“I tell you her sins-and they are many-have been forgiven, so she has shown me much love.  But a person who is forgiven little shows only little love.”

Luke 7:47

 

There I was weeping, ashamed of my past, branded and broken. Training Camp was way more than just a push out of my comfort zone. Training camp broke me, all over again!

First I was overwhelmed with love, so much love I could drown in it. I have never seen a body of believers so in love with Christ and so in love with serving each other.
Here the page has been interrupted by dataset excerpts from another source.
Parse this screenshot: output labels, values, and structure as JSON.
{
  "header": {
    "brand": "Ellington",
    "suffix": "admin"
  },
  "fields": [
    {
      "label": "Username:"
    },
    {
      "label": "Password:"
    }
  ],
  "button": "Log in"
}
Sometimes I just stood there, teary eyed filled with joy in disbelief of the sacrifices my brothers and sisters made.  It was day two when one of my brothers humbly gave me his big comfy hammock to sleep in while he shivered and was restless all night.  

We shared meals, and sometimes food wasn’t much but we still gave even if that meant going to bed hungry. Acts 2 came to mind as I was looking around, seeing the body of Christ united as one.

” They worshipped together in the temple each day, met in homes for the Lord’s supper and shared their meals with great joy and generosity. “

Acts 2:46

 

This was what I was missing at church for so long. The family love,  disciples of Christ united for the same cause, giving up their own desires to follow Christ. This wasn’t church, this was True Love! They love because He first loved us.

 

I tried to process the days at Training camp as I was confronted with junk I thought I left behind a long time ago. It doesn’t feel like cloud nine if you gotta confront your darkest secrets again  only to find out that you are still not quite over it. So you surrender over and over again! Until you break and then there it is again- LOVE. Love from your Father who tells you that you are enough! Love from a sister who comforts you with the sweetest hug you have ever felt. Love from a coach whose words are healing your sore wounds. Love that does drown every fear.

Confronting my insecurities and past body image issues brought light to many sisters. Sharing the brokenness of my own self worth in front of hundreds of women was not necessarily in my plans. But the relief and similar stories I shared with many of my beloved girls made it all worth it. And the Glory was all His.

Training Camp was the beginning of a life long journey to fully and completely saturate myself with Jesus. To find intimacy with Him. To fall crazy in love with Him every day. And to find my worth in Him. To know and believe that I am worthy, loved, enough and that nothing I can do or say will ever change that!